After the meeting, these recommendations were circulated in draft written form for review among members of both the LAP and the AAT prior to inclusion here. Based on the ensuing email traffic, the editor of this report (Merceret) finds that there are some points of difference between the verbal understanding the group believed we had reached at the meeting and the wording in Dr. Willett’s summary as interpreted and amplified in that correspondence. In particular, the LAP is still deliberating the wording of its recommendations 2C (dealing with radar scan gaps), 3 (exploration of various reflectivity parameters), 6 (seeking remote-sensing proxies for decay time) and 10 (merging ABFM I and ABFM II data sets). Rather than attempt to resolve these issues to produce a “clean” set of recommendations, the editor elected to present these recommendations as written and leave the resolution of open issues of interpretation to post-meeting discussions. These discussions may lead to some modification of the recommendations and related action items reported here.
ACTION ITEMS:
1. Merceret will edit and circulate a report of the meeting. Dye will submit a report of the science team and Willett will submit a report from the LAP for inclusion in the report. All members of the group will submit action items. (STATUS: This document)

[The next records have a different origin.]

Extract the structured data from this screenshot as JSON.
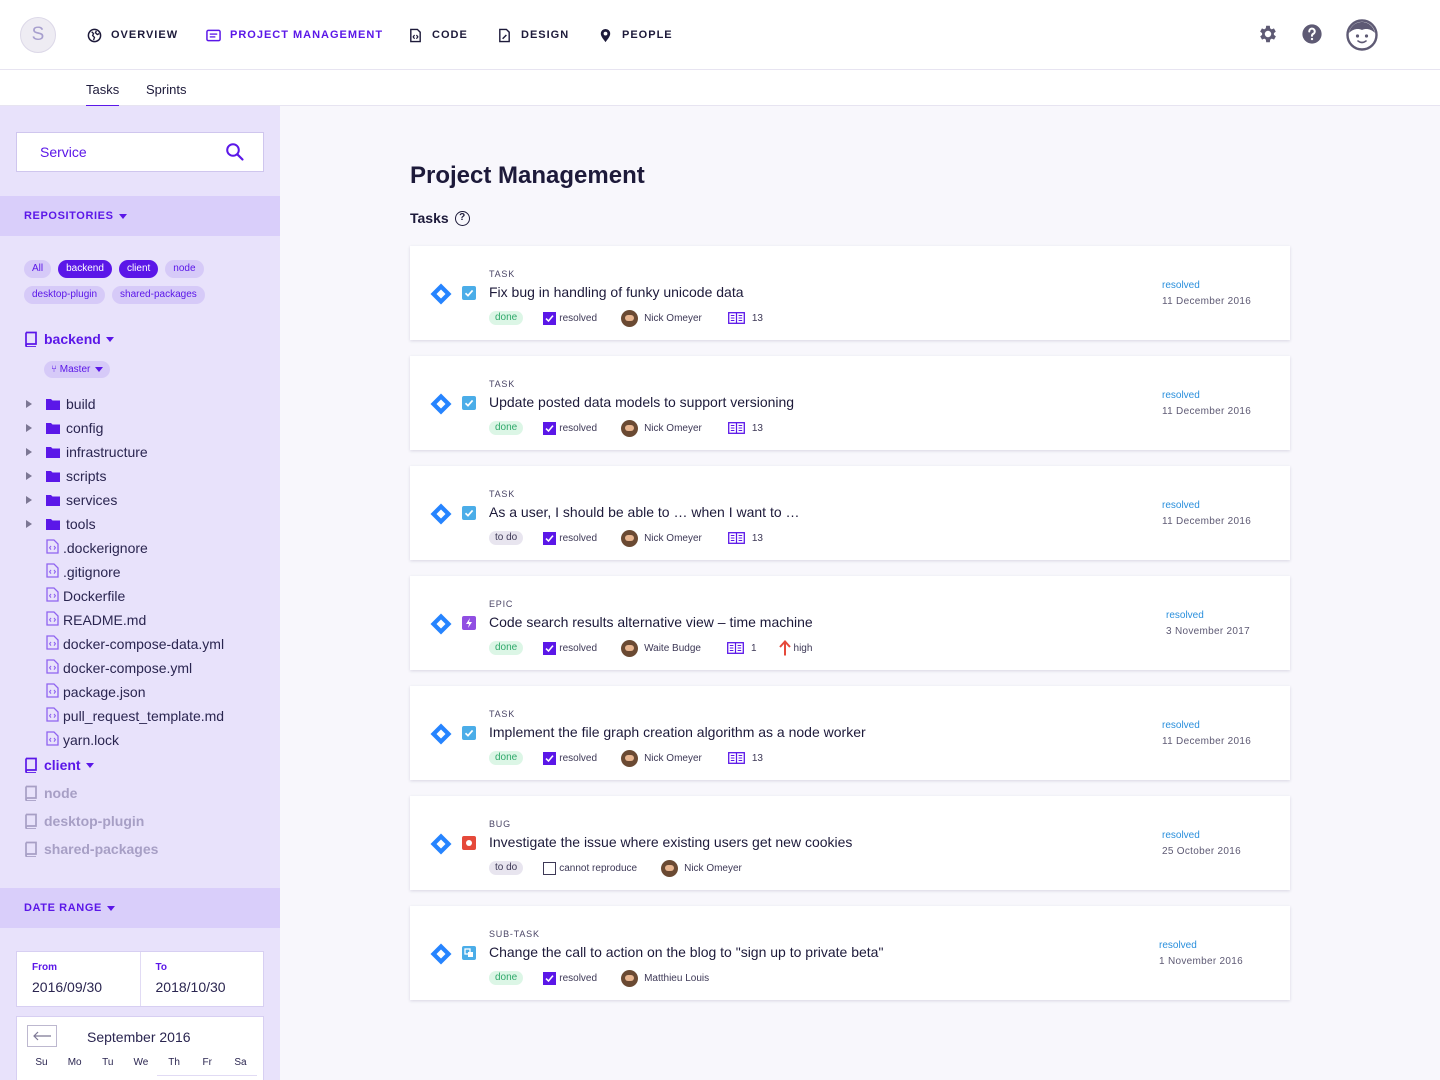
{
  "app": {
    "logo_letter": "S"
  },
  "nav": [
    {
      "label": "OVERVIEW",
      "icon": "globe-icon",
      "active": false
    },
    {
      "label": "PROJECT MANAGEMENT",
      "icon": "project-board-icon",
      "active": true
    },
    {
      "label": "CODE",
      "icon": "code-file-icon",
      "active": false
    },
    {
      "label": "DESIGN",
      "icon": "design-file-icon",
      "active": false
    },
    {
      "label": "PEOPLE",
      "icon": "location-pin-icon",
      "active": false
    }
  ],
  "top_icons": [
    "gear-icon",
    "help-icon",
    "user-avatar-icon"
  ],
  "subtabs": [
    {
      "label": "Tasks",
      "active": true
    },
    {
      "label": "Sprints",
      "active": false
    }
  ],
  "sidebar": {
    "search_value": "Service",
    "repositories_label": "REPOSITORIES",
    "chips": [
      {
        "label": "All",
        "on": false
      },
      {
        "label": "backend",
        "on": true
      },
      {
        "label": "client",
        "on": true
      },
      {
        "label": "node",
        "on": false
      },
      {
        "label": "desktop-plugin",
        "on": false
      },
      {
        "label": "shared-packages",
        "on": false
      }
    ],
    "repo_backend": "backend",
    "branch": "Master",
    "folders": [
      "build",
      "config",
      "infrastructure",
      "scripts",
      "services",
      "tools"
    ],
    "files": [
      ".dockerignore",
      ".gitignore",
      "Dockerfile",
      "README.md",
      "docker-compose-data.yml",
      "docker-compose.yml",
      "package.json",
      "pull_request_template.md",
      "yarn.lock"
    ],
    "repo_client": "client",
    "repos_dim": [
      "node",
      "desktop-plugin",
      "shared-packages"
    ],
    "date_range_label": "DATE RANGE",
    "from_label": "From",
    "from_value": "2016/09/30",
    "to_label": "To",
    "to_value": "2018/10/30",
    "calendar_month": "September 2016",
    "weekdays": [
      "Su",
      "Mo",
      "Tu",
      "We",
      "Th",
      "Fr",
      "Sa"
    ]
  },
  "main": {
    "title": "Project Management",
    "tasks_label": "Tasks",
    "help_glyph": "?",
    "colors": {
      "accent": "#5b17e8",
      "done": "#2ea86a",
      "resolved": "#2a8fdc",
      "diamond": "#2684ff",
      "task_icon": "#4bade8",
      "epic_icon": "#904ee2",
      "bug_icon": "#e5493a",
      "priority_high": "#e5493a"
    },
    "tasks": [
      {
        "type": "TASK",
        "type_icon": "task-check-icon",
        "title": "Fix bug in handling of funky unicode data",
        "status": "done",
        "resolution": "resolved",
        "resolution_checked": true,
        "assignee": "Nick Omeyer",
        "count": "13",
        "priority": "",
        "right_status": "resolved",
        "right_date": "11 December 2016"
      },
      {
        "type": "TASK",
        "type_icon": "task-check-icon",
        "title": "Update posted data models to support versioning",
        "status": "done",
        "resolution": "resolved",
        "resolution_checked": true,
        "assignee": "Nick Omeyer",
        "count": "13",
        "priority": "",
        "right_status": "resolved",
        "right_date": "11 December 2016"
      },
      {
        "type": "TASK",
        "type_icon": "task-check-icon",
        "title": "As a user, I should be able to … when I want to …",
        "status": "to do",
        "resolution": "resolved",
        "resolution_checked": true,
        "assignee": "Nick Omeyer",
        "count": "13",
        "priority": "",
        "right_status": "resolved",
        "right_date": "11 December 2016"
      },
      {
        "type": "EPIC",
        "type_icon": "epic-bolt-icon",
        "title": "Code search results alternative view – time machine",
        "status": "done",
        "resolution": "resolved",
        "resolution_checked": true,
        "assignee": "Waite Budge",
        "count": "1",
        "priority": "high",
        "right_status": "resolved",
        "right_date": "3 November 2017"
      },
      {
        "type": "TASK",
        "type_icon": "task-check-icon",
        "title": "Implement the file graph creation algorithm as a node worker",
        "status": "done",
        "resolution": "resolved",
        "resolution_checked": true,
        "assignee": "Nick Omeyer",
        "count": "13",
        "priority": "",
        "right_status": "resolved",
        "right_date": "11 December 2016"
      },
      {
        "type": "BUG",
        "type_icon": "bug-icon",
        "title": "Investigate the issue where existing users get new cookies",
        "status": "to do",
        "resolution": "cannot reproduce",
        "resolution_checked": false,
        "assignee": "Nick Omeyer",
        "count": "",
        "priority": "",
        "right_status": "resolved",
        "right_date": "25 October 2016"
      },
      {
        "type": "SUB-TASK",
        "type_icon": "subtask-icon",
        "title": "Change the call to action on the blog to \"sign up to private beta\"",
        "status": "done",
        "resolution": "resolved",
        "resolution_checked": true,
        "assignee": "Matthieu Louis",
        "count": "",
        "priority": "",
        "right_status": "resolved",
        "right_date": "1 November 2016"
      }
    ]
  }
}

2. Dye/Lewis will compile and post the meeting presentations on the NCAR website. All presenters will forward e-copies of their presentations to Dye.
3. MSFC will determine which E-field algorithm (M, K or combination) to use under various circumstances. (STATUS: complete)
4. Grainger will provide improved aircraft winds. (STATUS: winds recalculated, being verified)
5. Dye/Hall will provide particle spectra files for additional cases to Willett.
6. Grainger will provide Merceret with UND “Find Cloud” automated cloud detection algorithm. (STATUS: complete)
7. Merceret will prepare a draft manuscript of the scientific results of the ABFM program to date (Due 30 April 2003). All science team members will assist by providing a summary of their results.